The 70th anniversary of the liberation of Auschwitz: the eternal pain of survivors


The main ceremony of this international day of commemoration was held in Auschwitz, in a tent in front of the "Door of Death", main entrance to the camp where more than a million Jews were murdered. This entry through which came directly in the camp, the prisoners convoys.


Auschwitz-Birkenau, the largest and deadliest of all Nazi extermination camps and concentration. For this great ceremony, 42 countries were represented, but we particularly note the poignant testimony of three survivors. Seventy years later, their pain is intact.


"Nothing is human to Auschwitz. You are there and you can not be anywhere else in the world, there to die, trampled in the mud, covered with excrement and blood. (...) I stayed here two years in Auschwitz. Two years trapped, foreign to myself, in a sudden incarnation of hell, "said Halina Birenbaum. She survived the nightmare of the Warsaw ghetto and camps Majdanek, Auschwitz, Ravensbrück and Neustadt-Glewe where it was released in 1945. In 1947, she emigrated to Israel. It is called the author of the book "Hope is the last to die."


"From day began a struggle for biological survival. A fight to the death to steal the maximum number of people and the preservation of human dignity. (...) The fate made sure that I can be here, standing before the monument to the victims of Nazism. Let us honor the victims with a moment of silence, "continues Kazimierz Albin. He was one of the first convoy of prisoners deported to Auschwitz. After participating in the camp construction and have survived for three years as a cook, he managed the impossible escape from Auschwitz with six other prisoners February 27, 1943.
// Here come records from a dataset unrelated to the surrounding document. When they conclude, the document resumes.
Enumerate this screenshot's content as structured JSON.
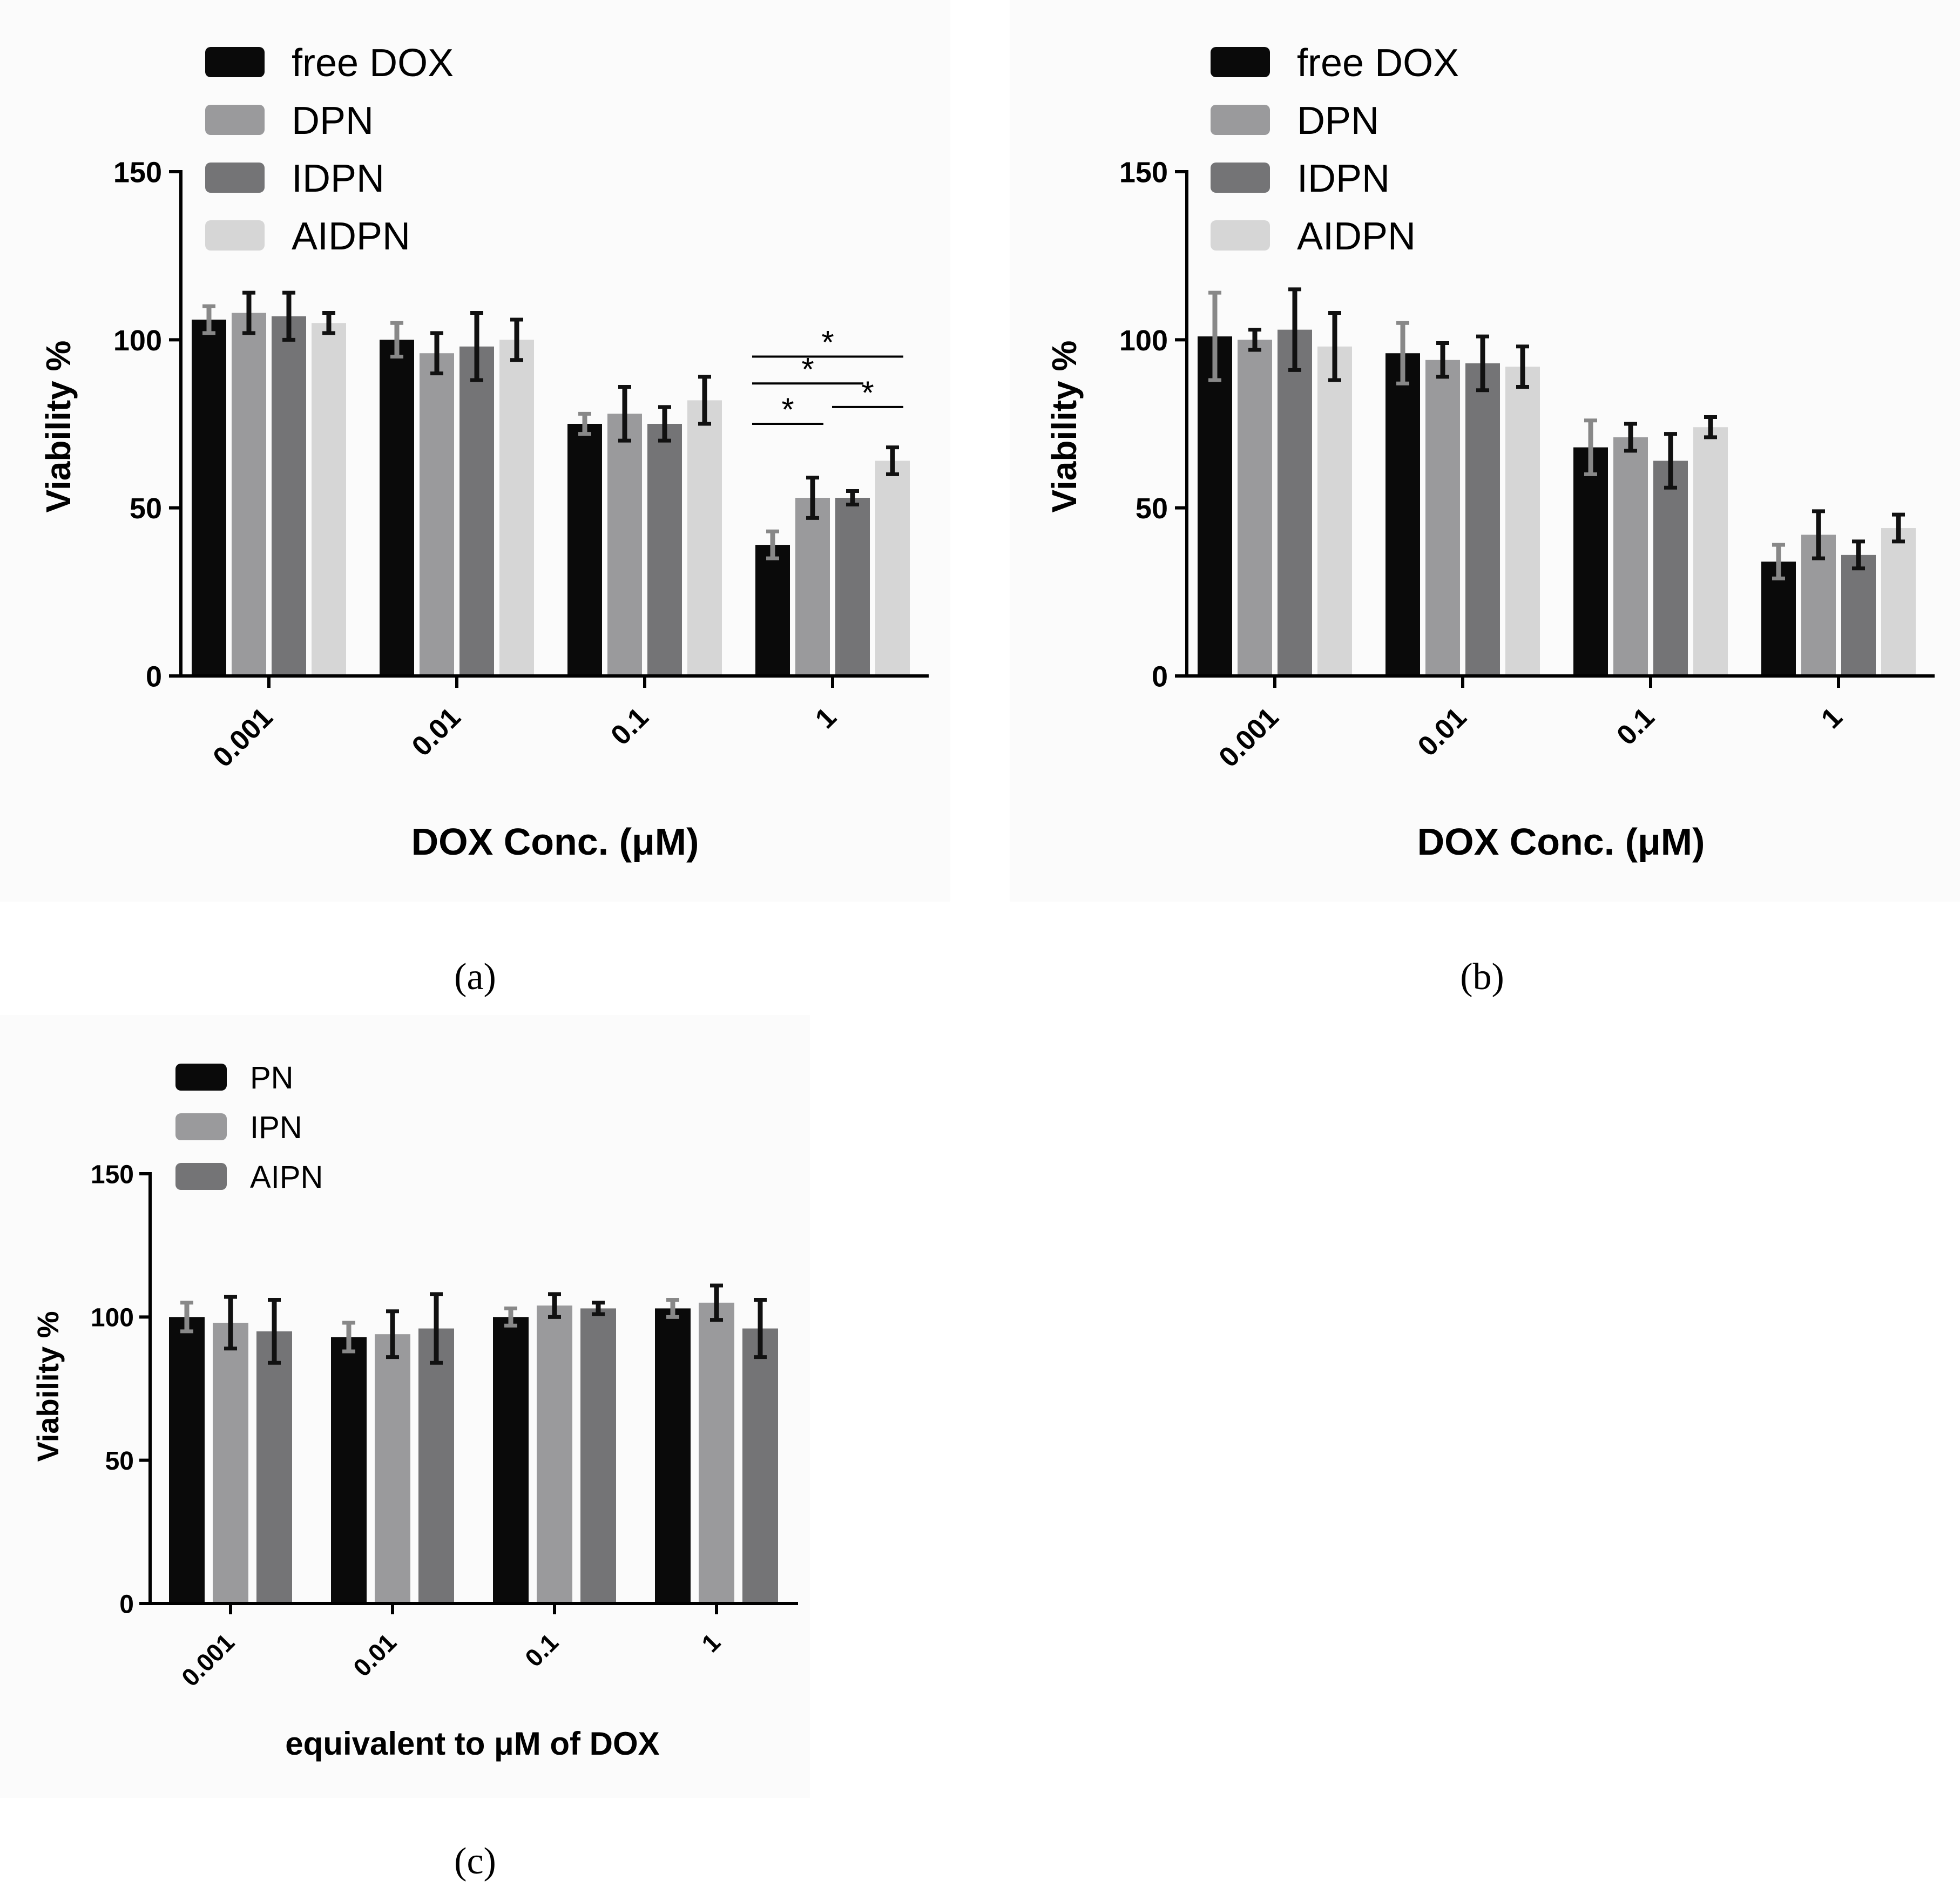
{
  "chart_data": [
    {
      "id": "a",
      "panel_label": "(a)",
      "type": "bar",
      "categories": [
        "0.001",
        "0.01",
        "0.1",
        "1"
      ],
      "xlabel": "DOX Conc. (μM)",
      "ylabel": "Viability %",
      "ylim": [
        0,
        150
      ],
      "yticks": [
        "0",
        "50",
        "100",
        "150"
      ],
      "legend_position": "top-left",
      "series": [
        {
          "name": "free DOX",
          "color": "#0a0a0a",
          "err_color": "#888888",
          "values": [
            106,
            100,
            75,
            39
          ],
          "errors": [
            4,
            5,
            3,
            4
          ]
        },
        {
          "name": "DPN",
          "color": "#9a9a9c",
          "err_color": "#111111",
          "values": [
            108,
            96,
            78,
            53
          ],
          "errors": [
            6,
            6,
            8,
            6
          ]
        },
        {
          "name": "IDPN",
          "color": "#747476",
          "err_color": "#111111",
          "values": [
            107,
            98,
            75,
            53
          ],
          "errors": [
            7,
            10,
            5,
            2
          ]
        },
        {
          "name": "AIDPN",
          "color": "#d6d6d6",
          "err_color": "#111111",
          "values": [
            105,
            100,
            82,
            64
          ],
          "errors": [
            3,
            6,
            7,
            4
          ]
        }
      ],
      "significance": [
        {
          "from_series": 0,
          "to_series": 3,
          "category": 3,
          "label": "*",
          "level": 95
        },
        {
          "from_series": 0,
          "to_series": 2,
          "category": 3,
          "label": "*",
          "level": 87
        },
        {
          "from_series": 0,
          "to_series": 1,
          "category": 3,
          "label": "*",
          "level": 75
        },
        {
          "from_series": 2,
          "to_series": 3,
          "category": 3,
          "label": "*",
          "level": 80
        }
      ]
    },
    {
      "id": "b",
      "panel_label": "(b)",
      "type": "bar",
      "categories": [
        "0.001",
        "0.01",
        "0.1",
        "1"
      ],
      "xlabel": "DOX Conc. (μM)",
      "ylabel": "Viability %",
      "ylim": [
        0,
        150
      ],
      "yticks": [
        "0",
        "50",
        "100",
        "150"
      ],
      "legend_position": "top-left",
      "series": [
        {
          "name": "free DOX",
          "color": "#0a0a0a",
          "err_color": "#888888",
          "values": [
            101,
            96,
            68,
            34
          ],
          "errors": [
            13,
            9,
            8,
            5
          ]
        },
        {
          "name": "DPN",
          "color": "#9a9a9c",
          "err_color": "#111111",
          "values": [
            100,
            94,
            71,
            42
          ],
          "errors": [
            3,
            5,
            4,
            7
          ]
        },
        {
          "name": "IDPN",
          "color": "#747476",
          "err_color": "#111111",
          "values": [
            103,
            93,
            64,
            36
          ],
          "errors": [
            12,
            8,
            8,
            4
          ]
        },
        {
          "name": "AIDPN",
          "color": "#d6d6d6",
          "err_color": "#111111",
          "values": [
            98,
            92,
            74,
            44
          ],
          "errors": [
            10,
            6,
            3,
            4
          ]
        }
      ],
      "significance": []
    },
    {
      "id": "c",
      "panel_label": "(c)",
      "type": "bar",
      "categories": [
        "0.001",
        "0.01",
        "0.1",
        "1"
      ],
      "xlabel": "equivalent to μM of DOX",
      "ylabel": "Viability %",
      "ylim": [
        0,
        150
      ],
      "yticks": [
        "0",
        "50",
        "100",
        "150"
      ],
      "legend_position": "top-left",
      "series": [
        {
          "name": "PN",
          "color": "#0a0a0a",
          "err_color": "#888888",
          "values": [
            100,
            93,
            100,
            103
          ],
          "errors": [
            5,
            5,
            3,
            3
          ]
        },
        {
          "name": "IPN",
          "color": "#9a9a9c",
          "err_color": "#111111",
          "values": [
            98,
            94,
            104,
            105
          ],
          "errors": [
            9,
            8,
            4,
            6
          ]
        },
        {
          "name": "AIPN",
          "color": "#747476",
          "err_color": "#111111",
          "values": [
            95,
            96,
            103,
            96
          ],
          "errors": [
            11,
            12,
            2,
            10
          ]
        }
      ],
      "significance": []
    }
  ]
}
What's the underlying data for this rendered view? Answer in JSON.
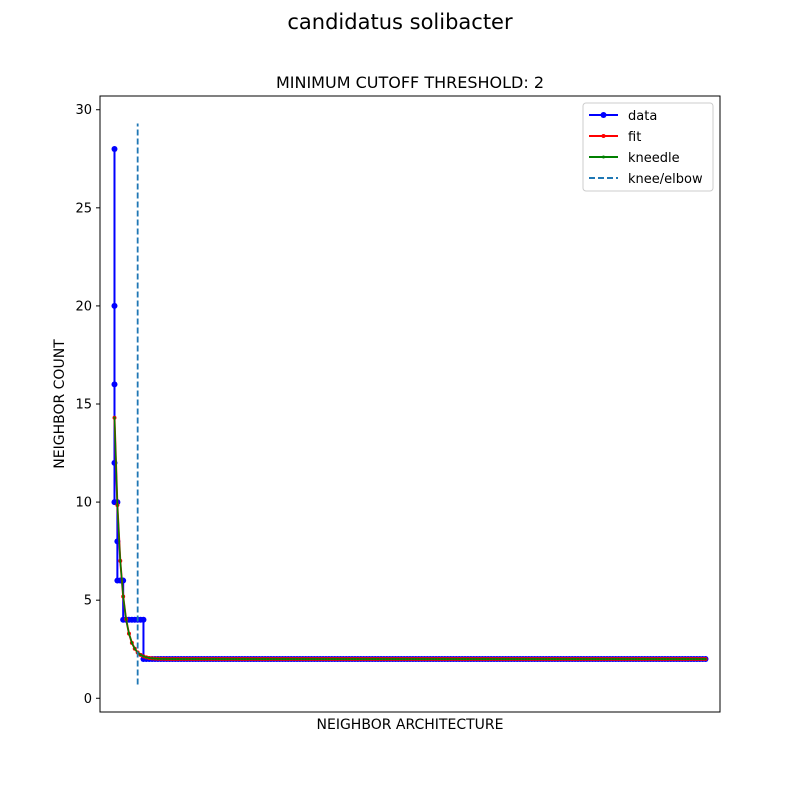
{
  "figure": {
    "suptitle": "candidatus solibacter"
  },
  "chart_data": {
    "type": "line",
    "title": "MINIMUM CUTOFF THRESHOLD: 2",
    "xlabel": "NEIGHBOR ARCHITECTURE",
    "ylabel": "NEIGHBOR COUNT",
    "x_tick_labels": false,
    "xlim": [
      -5,
      209
    ],
    "ylim": [
      -0.7,
      30.7
    ],
    "yticks": [
      0,
      5,
      10,
      15,
      20,
      25,
      30
    ],
    "grid": false,
    "legend": {
      "position": "top-right",
      "entries": [
        "data",
        "fit",
        "kneedle",
        "knee/elbow"
      ]
    },
    "colors": {
      "data": "#0000ff",
      "fit": "#ff0000",
      "kneedle": "#008000",
      "knee_elbow": "#1f77b4"
    },
    "series": [
      {
        "name": "data",
        "marker": "circle",
        "segments": [
          {
            "y": 28,
            "x_from": 0,
            "x_to": 0
          },
          {
            "y": 20,
            "x_from": 0,
            "x_to": 0
          },
          {
            "y": 16,
            "x_from": 0,
            "x_to": 0
          },
          {
            "y": 12,
            "x_from": 0,
            "x_to": 0
          },
          {
            "y": 10,
            "x_from": 0,
            "x_to": 1
          },
          {
            "y": 8,
            "x_from": 1,
            "x_to": 1
          },
          {
            "y": 6,
            "x_from": 1,
            "x_to": 3
          },
          {
            "y": 4,
            "x_from": 3,
            "x_to": 10
          },
          {
            "y": 2,
            "x_from": 10,
            "x_to": 204
          }
        ]
      },
      {
        "name": "fit",
        "marker": "point",
        "model": "exponential decay",
        "a": 14.3,
        "k": 0.45,
        "c": 2.0,
        "x_range": [
          0,
          204
        ]
      },
      {
        "name": "kneedle",
        "marker": "point",
        "same_as": "fit",
        "x_range": [
          0,
          204
        ]
      }
    ],
    "annotations": [
      {
        "name": "knee/elbow",
        "type": "vline",
        "x": 8,
        "y_range": [
          0.7,
          29.3
        ],
        "style": "dashed"
      }
    ]
  }
}
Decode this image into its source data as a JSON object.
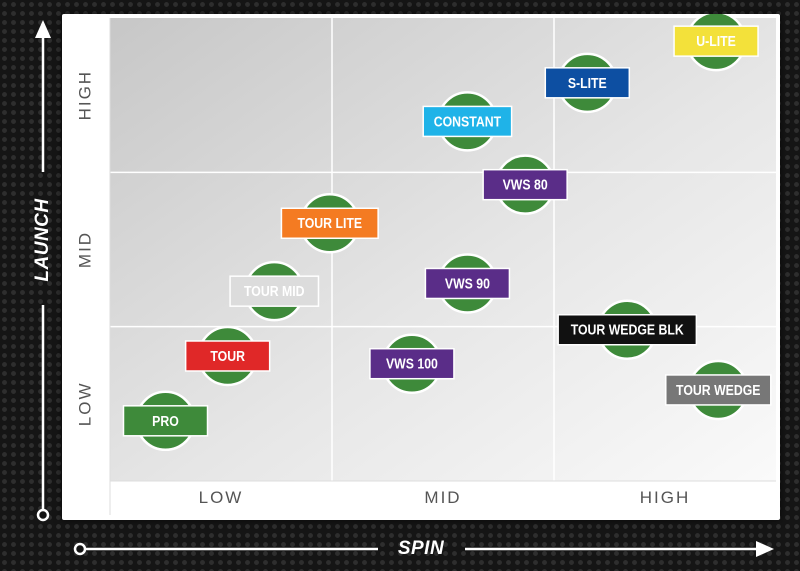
{
  "chart_data": {
    "type": "scatter",
    "xlabel": "SPIN",
    "ylabel": "LAUNCH",
    "x_categories": [
      "LOW",
      "MID",
      "HIGH"
    ],
    "y_categories": [
      "LOW",
      "MID",
      "HIGH"
    ],
    "xlim": [
      0,
      3
    ],
    "ylim": [
      0,
      3
    ],
    "grid": true,
    "label_color": "#ffffff",
    "dot_color": "#3e8a3a",
    "points": [
      {
        "name": "U-LITE",
        "spin": 2.73,
        "launch": 2.85,
        "color": "#f3e13a",
        "text_color": "#ffffff"
      },
      {
        "name": "S-LITE",
        "spin": 2.15,
        "launch": 2.58,
        "color": "#0d4fa2",
        "text_color": "#ffffff"
      },
      {
        "name": "CONSTANT",
        "spin": 1.61,
        "launch": 2.33,
        "color": "#1fb3e8",
        "text_color": "#ffffff"
      },
      {
        "name": "VWS 80",
        "spin": 1.87,
        "launch": 1.92,
        "color": "#5a2d88",
        "text_color": "#ffffff"
      },
      {
        "name": "TOUR LITE",
        "spin": 0.99,
        "launch": 1.67,
        "color": "#f47b22",
        "text_color": "#ffffff"
      },
      {
        "name": "VWS 90",
        "spin": 1.61,
        "launch": 1.28,
        "color": "#5a2d88",
        "text_color": "#ffffff"
      },
      {
        "name": "TOUR MID",
        "spin": 0.74,
        "launch": 1.23,
        "color": "#dcdcdc",
        "text_color": "#ffffff"
      },
      {
        "name": "TOUR WEDGE BLK",
        "spin": 2.33,
        "launch": 0.98,
        "color": "#111111",
        "text_color": "#ffffff"
      },
      {
        "name": "TOUR",
        "spin": 0.53,
        "launch": 0.81,
        "color": "#e02828",
        "text_color": "#ffffff"
      },
      {
        "name": "VWS 100",
        "spin": 1.36,
        "launch": 0.76,
        "color": "#5a2d88",
        "text_color": "#ffffff"
      },
      {
        "name": "TOUR WEDGE",
        "spin": 2.74,
        "launch": 0.59,
        "color": "#777777",
        "text_color": "#ffffff"
      },
      {
        "name": "PRO",
        "spin": 0.25,
        "launch": 0.39,
        "color": "#3e8a3a",
        "text_color": "#ffffff"
      }
    ]
  }
}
"The heart-rending cries of children torn from their mother's arms by the brutal action of the torturers resound in my ears until I die. (...) We, the survivors, share a common goal with the current generation. We do not want our past is the future of our children, "concludes sobs in his voice, Roman Kent, a former prisoner of Auschwitz and president of the International Auschwitz Committee.


Participants in the ceremony were then invited to walk to the monument to victims of Birkenau. One kilometer, they walked in the snow and silence along for about fifteen minutes a railway track and barracks for women at the time.


At Auschwitz-Birkenau, are the ruins of the gas chambers and crematoria that the Nazis blew up before fleeing. The ruins also some 300 huts that stretch to the horizon on a land of 200 hectares.